Preheat your oven to 400°F (200°C). Toss the tofu cubes with a drizzle of olive oil, smoked paprika, salt, and pepper. Spread them on a baking sheet and roast for 20-25 minutes until crispy, turning halfway through.
Meanwhile, rinse and drain the chickpeas. Pat them dry and toss with a little olive oil, salt, and pepper. Roast them in the oven on a separate tray for about 20 minutes until slightly crunchy.
Prepare the salad by combining mixed greens, halved cherry tomatoes, and sliced cucumber in a large bowl.

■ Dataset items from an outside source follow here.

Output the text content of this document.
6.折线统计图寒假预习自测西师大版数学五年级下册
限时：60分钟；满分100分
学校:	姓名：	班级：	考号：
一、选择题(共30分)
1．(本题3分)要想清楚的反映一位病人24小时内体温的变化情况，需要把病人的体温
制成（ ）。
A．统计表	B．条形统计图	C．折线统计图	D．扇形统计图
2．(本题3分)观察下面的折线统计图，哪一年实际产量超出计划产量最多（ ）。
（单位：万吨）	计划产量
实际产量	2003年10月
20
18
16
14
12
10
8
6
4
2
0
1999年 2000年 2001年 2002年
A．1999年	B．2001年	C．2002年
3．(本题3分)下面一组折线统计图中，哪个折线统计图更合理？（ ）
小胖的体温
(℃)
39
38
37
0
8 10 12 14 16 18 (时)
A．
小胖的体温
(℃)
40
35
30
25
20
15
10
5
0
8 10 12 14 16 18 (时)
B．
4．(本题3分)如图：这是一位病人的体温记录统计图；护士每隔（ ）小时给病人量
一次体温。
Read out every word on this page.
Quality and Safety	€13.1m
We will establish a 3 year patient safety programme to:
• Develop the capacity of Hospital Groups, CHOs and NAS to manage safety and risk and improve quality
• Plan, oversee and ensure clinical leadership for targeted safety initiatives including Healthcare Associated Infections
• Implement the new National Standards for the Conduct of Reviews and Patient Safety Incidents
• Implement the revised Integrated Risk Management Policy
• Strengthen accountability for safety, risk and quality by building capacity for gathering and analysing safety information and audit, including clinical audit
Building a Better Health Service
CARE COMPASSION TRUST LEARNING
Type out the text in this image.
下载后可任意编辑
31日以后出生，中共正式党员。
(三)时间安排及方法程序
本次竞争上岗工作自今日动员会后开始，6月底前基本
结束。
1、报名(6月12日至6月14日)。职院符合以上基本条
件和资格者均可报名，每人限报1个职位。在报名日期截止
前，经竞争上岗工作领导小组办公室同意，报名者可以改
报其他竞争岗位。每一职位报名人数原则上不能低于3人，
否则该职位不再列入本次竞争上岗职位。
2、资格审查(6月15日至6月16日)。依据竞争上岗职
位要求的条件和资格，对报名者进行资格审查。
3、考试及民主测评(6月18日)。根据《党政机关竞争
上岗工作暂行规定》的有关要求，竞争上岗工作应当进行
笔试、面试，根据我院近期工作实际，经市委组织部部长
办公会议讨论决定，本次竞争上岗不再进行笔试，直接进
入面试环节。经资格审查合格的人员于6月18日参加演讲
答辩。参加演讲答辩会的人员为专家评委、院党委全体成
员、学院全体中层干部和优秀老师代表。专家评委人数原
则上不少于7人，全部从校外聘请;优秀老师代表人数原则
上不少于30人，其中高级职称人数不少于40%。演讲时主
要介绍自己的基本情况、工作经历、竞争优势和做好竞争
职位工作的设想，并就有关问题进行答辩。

In a small bowl, whisk together tahini and lemon juice to create a light dressing. Adjust seasoning with salt and pepper.
Just before serving, lightly pan-sear the avocado slices with a touch of olive oil over medium heat for about 1-2 minutes on each side until they develop a slight crisp edge.
Assemble the salad bowl by layering the roasted tofu, chickpeas, edamame, and crispy avocado on top of the greens. Drizzle with the tahini-lemon dressing and serve immediately.